You may not have heard about it but the touch cover of the Surface comes at an extra price; like buying an iPad with extra for the keyboard. What?! It feels like selling your windshield wipers separate from the car! Microsoft also offers a Type Cover; that promises actual physical keys instead of the flattened solution, but that will add critical bulk to your Surface experience and yes, you guess it, it’s more expensive!

The beautiful letdown, is Windows 8 RT. It is NOT to be mistaken to be Windows 8. Visually, you cannot tell the difference but you certainly will when you use it. Windows RT is underpowered (everything opens and syncs slightly too slowly), under-functional (you cannot install a single app that’s not available through the Windows RT app store, which offers a paltry selection), and under-planned (the built-in apps can’t feel like Lite versions of something better). After a while, the makeup gets washed off and then you ask yourself: “is this all?” I mean, Android tablets and iPads have apps for almost anything you can think of (and we mean everything really… but trying to be realistic here); we wonder what you would think about those available for Surface.

In the end though, this is nothing more than Microsoft’s tablet. There’s no Twitter or Facebook app, and the most popular 3rd-party client breaks often. The Kindle app is completely unusable. There’s no image editing software. A People app is supposed to give you all the social media access you’d ever need, but It is impossible to write on someone’s Facebook wall through the People app. Surface’s social hub; the only workaround, is to load Internet Explorer. Oh come on! Something as simple as loading a video requires a jumbled process of USB importing, dipping in and out of the stripped-down desktop mode, opening a Video app, importing, going back into the Video app, and then playing! What?!

The app selection, overall, is worse than the already pathetic Windows Phone app fare, as scanty as… as… one of those road side cell phone shops. The difference is that Windows Phone, used in quick, informative bursts, skates by on the strength of its excellent with integrated features. The truth? Surface is weak because Windows RT is weak; a tepid tablet OS pretending to be a computer’s.

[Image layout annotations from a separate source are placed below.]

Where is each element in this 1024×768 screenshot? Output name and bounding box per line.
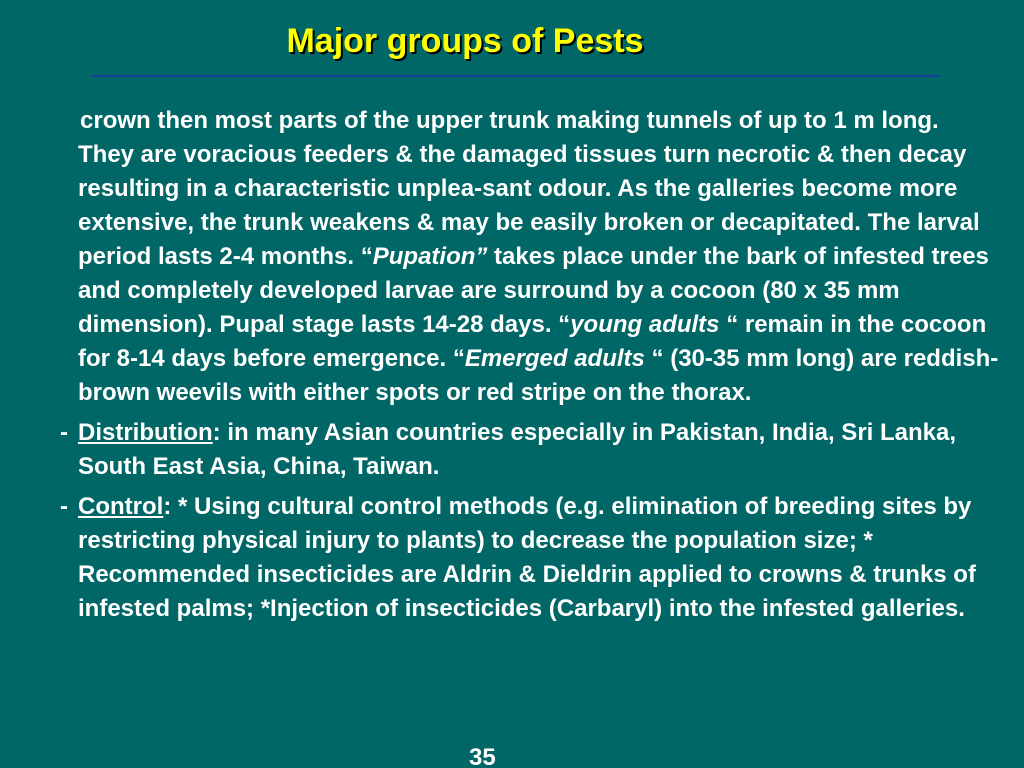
young-adults-term: young adults [570, 311, 720, 338]
description-text-b: takes place under the bark of infested trees and completely developed larvae are surround by a cocoon (80 x 35 mm dimension). Pupal stage lasts 14-28 days. “ [78, 243, 989, 338]
description-paragraph [60, 104, 1000, 410]
description-text-d: “ (30-35 mm long) are reddish-brown weevils with either spots or red stripe on the thorax. [78, 345, 999, 406]
control-item [60, 490, 1000, 626]
control-text: : * Using cultural control methods (e.g. elimination of breeding sites by restricting physical injury to plants) to decrease the population size; * Recommended insecticides are Aldrin & Dieldrin applied to crowns & trunks of infested palms; *Injection of insecticides (Carbaryl) into the infested galleries. [78, 493, 976, 622]
distribution-dash: - [60, 419, 68, 446]
description-text-c: “ remain in the cocoon for 8-14 days before emergence. “ [78, 311, 987, 372]
distribution-label: Distribution [78, 419, 213, 446]
emerged-adults-term: Emerged adults [464, 345, 645, 372]
control-dash: - [60, 493, 68, 520]
pupation-term: Pupation” [372, 243, 488, 270]
slide-title: Major groups of Pests [286, 22, 644, 60]
description-text-a: crown then most parts of the upper trunk making tunnels of up to 1 m long. They are voracious feeders & the damaged tissues turn necrotic & then decay resulting in a characteristic unplea-sant odour. As the galleries become more extensive, the trunk weakens & may be easily broken or decapitated. The larval period lasts 2-4 months. “ [78, 107, 980, 270]
page-number: 35 [469, 744, 496, 768]
title-divider [92, 75, 940, 77]
control-label: Control [78, 493, 164, 520]
slide-body [60, 104, 1000, 626]
distribution-item [60, 416, 1000, 484]
distribution-text: : in many Asian countries especially in Pakistan, India, Sri Lanka, South East Asia, China, Taiwan. [78, 419, 957, 480]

You can do work, yes. But productivity is limited to a “preview” (beta) version of Microsoft Office. It also hurts that Office requires plunging into Windows RT’s Desktop mode, where users of actual Windows 8 are able to install a decade’s worth of legacy software. Normally, this would compensate. But RT users can’t install any of this older software; none of it. Desktop mode is entirely worthless in RT, a cruel tease of non-functionality. It’ll only remind you of how much you can’t do with your Surface, and is going to confuse the living hell out of most people who buy one — especially when Surface Pro, built on x86 architecture and perfectly compatible with all of those legacy programs, steps in a few months from now.

It could be quite expensive for all of that you know. But of course, to buy it depends on you… because we won’t!